Originally posted by captainnotsoobvious
Here's a link which through debunked the WND-pushed Vattel argument:
..
RATHER, the Founders were using the long established and widely used tradition of Jus Soli, already law in the States at the time of the Constitution.
Never would they imagine that people would question the citizenship of a citizen born on US soil, based on a modern translation of a French book,
which contradicted the law of the States and the English Common Law concept of Jus Soli.
I am discussing court cases not language, but how Supreme Court Justices viewed it.

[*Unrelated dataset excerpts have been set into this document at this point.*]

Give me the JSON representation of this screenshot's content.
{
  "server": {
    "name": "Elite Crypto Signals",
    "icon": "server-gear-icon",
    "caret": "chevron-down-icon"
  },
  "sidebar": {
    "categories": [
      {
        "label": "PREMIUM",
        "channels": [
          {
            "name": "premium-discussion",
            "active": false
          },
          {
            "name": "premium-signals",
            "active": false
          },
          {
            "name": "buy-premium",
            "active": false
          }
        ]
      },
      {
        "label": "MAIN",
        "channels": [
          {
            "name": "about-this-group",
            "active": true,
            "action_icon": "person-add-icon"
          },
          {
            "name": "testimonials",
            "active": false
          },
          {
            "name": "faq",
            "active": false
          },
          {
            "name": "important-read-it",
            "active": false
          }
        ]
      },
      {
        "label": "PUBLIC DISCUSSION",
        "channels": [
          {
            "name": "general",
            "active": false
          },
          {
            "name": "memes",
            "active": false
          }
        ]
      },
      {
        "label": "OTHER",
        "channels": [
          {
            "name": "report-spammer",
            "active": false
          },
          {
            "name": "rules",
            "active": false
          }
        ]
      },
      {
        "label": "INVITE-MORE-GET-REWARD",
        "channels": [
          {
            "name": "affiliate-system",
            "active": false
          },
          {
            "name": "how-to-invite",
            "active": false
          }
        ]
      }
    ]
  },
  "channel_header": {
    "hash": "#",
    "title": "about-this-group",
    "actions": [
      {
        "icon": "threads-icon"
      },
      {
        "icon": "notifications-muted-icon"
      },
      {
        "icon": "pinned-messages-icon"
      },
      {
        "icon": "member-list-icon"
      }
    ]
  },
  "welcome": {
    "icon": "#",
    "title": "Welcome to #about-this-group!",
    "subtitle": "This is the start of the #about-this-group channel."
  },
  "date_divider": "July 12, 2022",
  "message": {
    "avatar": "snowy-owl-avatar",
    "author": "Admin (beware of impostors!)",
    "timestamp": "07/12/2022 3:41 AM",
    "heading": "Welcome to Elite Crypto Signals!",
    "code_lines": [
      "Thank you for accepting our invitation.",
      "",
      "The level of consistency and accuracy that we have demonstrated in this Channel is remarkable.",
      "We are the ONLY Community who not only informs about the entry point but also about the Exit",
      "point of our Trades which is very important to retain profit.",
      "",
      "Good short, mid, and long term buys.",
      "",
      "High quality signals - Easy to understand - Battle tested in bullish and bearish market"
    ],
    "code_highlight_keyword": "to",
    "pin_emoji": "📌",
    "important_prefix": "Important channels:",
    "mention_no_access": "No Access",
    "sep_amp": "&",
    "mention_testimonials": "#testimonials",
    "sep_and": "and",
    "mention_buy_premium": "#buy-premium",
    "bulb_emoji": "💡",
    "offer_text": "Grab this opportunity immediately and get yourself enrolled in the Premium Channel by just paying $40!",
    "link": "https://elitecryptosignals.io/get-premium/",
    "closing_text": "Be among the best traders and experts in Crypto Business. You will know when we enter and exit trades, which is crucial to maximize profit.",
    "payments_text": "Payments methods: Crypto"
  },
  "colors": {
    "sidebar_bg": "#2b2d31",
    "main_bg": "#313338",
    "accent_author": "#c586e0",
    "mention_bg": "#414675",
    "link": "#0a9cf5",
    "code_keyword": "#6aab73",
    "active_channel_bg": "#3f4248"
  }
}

You all act like there was never any question on the issue from any justice when in fact there was serious dissenting opinion, and they were NOT
ignorant of law!
to quote from the dissenting opinion from Fuller and Harlan in Ark
The civil rights act became a law April 9, 1866 (14 Stat. 27, c. 31), and provided 'that all persons born in the United States, and not subject to any
foreign power, excluding Indians [169 U.S. 649, 720] not taxed, are hereby declared to be citizens of the United States.' And this was re-enacted
June 22, 1874, in the Revised Statutes (section 1992).
The words 'not subject to any foreign power' do not in themselves refer to mere territorial jurisdiction, for the persons referred to are persons born
in the United States. All such persons are undoubtedly subject to the territorial jurisdiction of the United States, and yet the act concedes that,
nevertheless, they may be subject to the political jurisdiction of a foreign government. In other words, by the terms of the act, all persons born in
the United States, and not owing allegiance to any foreign power, are citizens.
The allegiance of children so born is not the local allegiance arising from their parents merely being domiciled in the country; and it is single, and
not double, allegiance. Indeed, double allegiance, in the sense of double nationality, has no place in our law, and the existence of a man without a
country is not recognized.
No one is taking into consideration SCOTUS in Minor, and the dissenting opinions on cases like Ark, there is question concerning 'natural born'! And
using Ark to determine case law is ridiculous considering Justice Gray controlled his own fate by presiding over an opinion, the outcome of which
decided the very legitimacy of his appointment to the Supreme Court!
It is fact that until the age of 22 Obama had a dual citizenship by right of birth which has never been taken seriously, and dissenting opinions are
simply overlooked as if they do not exist..
Obama will set precedent, that someone born in the United States can hold dual citizenship for the majority of their life and still be president...
this is precedent, the question is, is it really a precedent that is upheld in the true spirit of the constitution?